As equity investors, we have to deal with various corporate actions like dividend, buyback, bonus, stock splits, delisting etc. One of the most important of them is delisting of shares, which impacts investor’s interest. A lot of companies are in the process of delisting now a day’s which makes it important for investors to understand delisting process and various exit options. In this article, we will try to figure out delisting process and various exit options for the common investor.
What is Delisting of Shares?
Delisting of share means permanent removal of shares of a listed company from a stock exchange. This is reverse process of listing and post delisting, shares of the company are no longer available for trading on the stock exchange.
Voluntary delisting and compulsory delisting
Compulsory delisting is a penalizing step invoked by stock exchanges as a result of noncompliance to listing norms leading to permanent removal of shares of a listed company from stock exchange. In voluntary delisting, a listed company voluntarily removes its securities from a stock exchange because of various reasons like recession, merger & acquisition etc.
What happens to existing shareholders of company which files for delisting? Shareholders are given an exit option at a specific price to tender their shares although tendering of shares is not mandatory. SEBI has stipulated exit guidelines for voluntary and compulsory delisting using which exit price is calculated. Exit price offered in voluntary delisting of securities is decided by the promoter using book building process. There is a floor price of offer equal to average of 26 weeks traded price quoted on the stock exchange. There is no cap on the maximum price offered. Voluntary delisting is beneficial for investors as exit price offered is at premium to market price most of the time.
Compulsory delisting is rarely beneficial for shareholders as most of the time company is in defaulters list and there in no value left in company stocks.

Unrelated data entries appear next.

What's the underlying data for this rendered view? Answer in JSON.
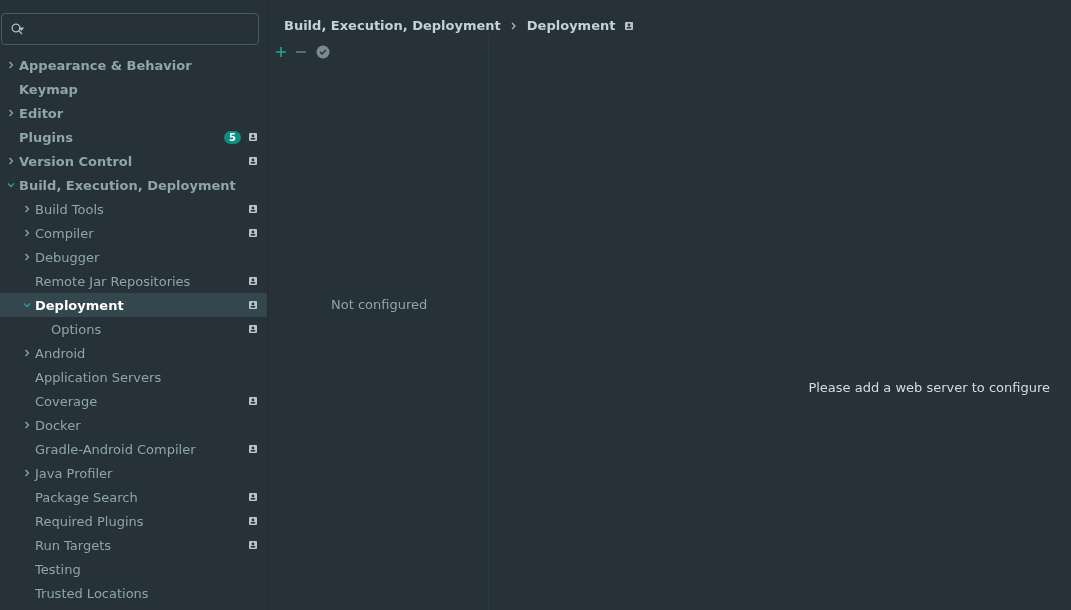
{
  "tree": [
    {
      "label": "Appearance & Behavior",
      "expandable": true,
      "expanded": false,
      "selected": false,
      "project_scope": false
    },
    {
      "label": "Keymap",
      "expandable": false,
      "selected": false,
      "project_scope": false
    },
    {
      "label": "Editor",
      "expandable": true,
      "expanded": false,
      "selected": false,
      "project_scope": false
    },
    {
      "label": "Plugins",
      "expandable": false,
      "selected": false,
      "project_scope": true,
      "badge": "5"
    },
    {
      "label": "Version Control",
      "expandable": true,
      "expanded": false,
      "selected": false,
      "project_scope": true
    },
    {
      "label": "Build, Execution, Deployment",
      "expandable": true,
      "expanded": true,
      "selected": false,
      "project_scope": false,
      "children": [
        {
          "label": "Build Tools",
          "expandable": true,
          "expanded": false,
          "selected": false,
          "project_scope": true
        },
        {
          "label": "Compiler",
          "expandable": true,
          "expanded": false,
          "selected": false,
          "project_scope": true
        },
        {
          "label": "Debugger",
          "expandable": true,
          "expanded": false,
          "selected": false,
          "project_scope": false
        },
        {
          "label": "Remote Jar Repositories",
          "expandable": false,
          "selected": false,
          "project_scope": true
        },
        {
          "label": "Deployment",
          "expandable": true,
          "expanded": true,
          "selected": true,
          "project_scope": true,
          "children": [
            {
              "label": "Options",
              "expandable": false,
              "selected": false,
              "project_scope": true
            }
          ]
        },
        {
          "label": "Android",
          "expandable": true,
          "expanded": false,
          "selected": false,
          "project_scope": false
        },
        {
          "label": "Application Servers",
          "expandable": false,
          "selected": false,
          "project_scope": false
        },
        {
          "label": "Coverage",
          "expandable": false,
          "selected": false,
          "project_scope": true
        },
        {
          "label": "Docker",
          "expandable": true,
          "expanded": false,
          "selected": false,
          "project_scope": false
        },
        {
          "label": "Gradle-Android Compiler",
          "expandable": false,
          "selected": false,
          "project_scope": true
        },
        {
          "label": "Java Profiler",
          "expandable": true,
          "expanded": false,
          "selected": false,
          "project_scope": false
        },
        {
          "label": "Package Search",
          "expandable": false,
          "selected": false,
          "project_scope": true
        },
        {
          "label": "Required Plugins",
          "expandable": false,
          "selected": false,
          "project_scope": true
        },
        {
          "label": "Run Targets",
          "expandable": false,
          "selected": false,
          "project_scope": true
        },
        {
          "label": "Testing",
          "expandable": false,
          "selected": false,
          "project_scope": false
        },
        {
          "label": "Trusted Locations",
          "expandable": false,
          "selected": false,
          "project_scope": false
        }
      ]
    }
  ],
  "breadcrumb": {
    "items": [
      "Build, Execution, Deployment",
      "Deployment"
    ],
    "project_scope": true
  },
  "toolbar": [
    {
      "kind": "add"
    },
    {
      "kind": "remove"
    },
    {
      "kind": "check"
    }
  ],
  "server_list": {
    "empty_text": "Not configured"
  },
  "details": {
    "message": "Please add a web server to configure"
  }
}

To tender or not to tender
Tendering shares in case of delisting is not mandatory for a shareholder. You will continue to remain a shareholder of the company in case you do not tender your shares. You will be entitled to benefits like dividend and bonus, but it will be difficult for you to sell delisted shares as they are no longer traded. I have listed below various investor actions and it’s implication in the table below.
Action by Investor
What happens post Delisting
|Investor decides to tender his shares at offer price||Everyone is happy, company delists successfully and investor gets a handsome profit by tendering shares.||You are no longer a share holder and you are free to invest in other options.|
|Investor did not like the offer and rejects the offer.||Shareholders don’t like the delisting price. They can move to court, but litigation can be a long and tedious process. Share holder is stuck as the litigation is on. He can take an exit by selling on stock exchange as the delisting process has not been successful, but share holder doesn’t want to exit otherwise he wouldn’t have filed a suit. It’s a catch 22 situation.||It’s recommended to tender shares if the company is sure to reach the 90 per cent threshold. If company doesn’t reach 90% threshold, delisting will not be successful, so investor can take an exit via stock exchange. In case of litigation he can wait and watch or exit.|
|Investor is indifferent. He did not tender his shares post successful delisting.||Investor continues to remain a shareholder of the company and is eligible for benefits such as bonus and dividend. He can be a beneficiary in case of relisting of shares.||If you want to sell shares after the delisting, you can do so by tendering them to promoters within one year from the date of delisting. After one year it will be difficult to exit as shares will not trade on exchange. Only option of exit is via off market transaction or selling to a firm which deals in non-tradable securities.|
A lot of investors simply do not tender their shares in the hope of relisting gains, but there is a “cooling period” of five years in case of voluntary delisted company. Since there will be no formal place where you can trade the shares post delisting, it will be difficult to arrive at correct selling price of the share. Keeping above points in mind, it’s recommended that small investors should sell shares or tender their share in the offer before the company gets delisted.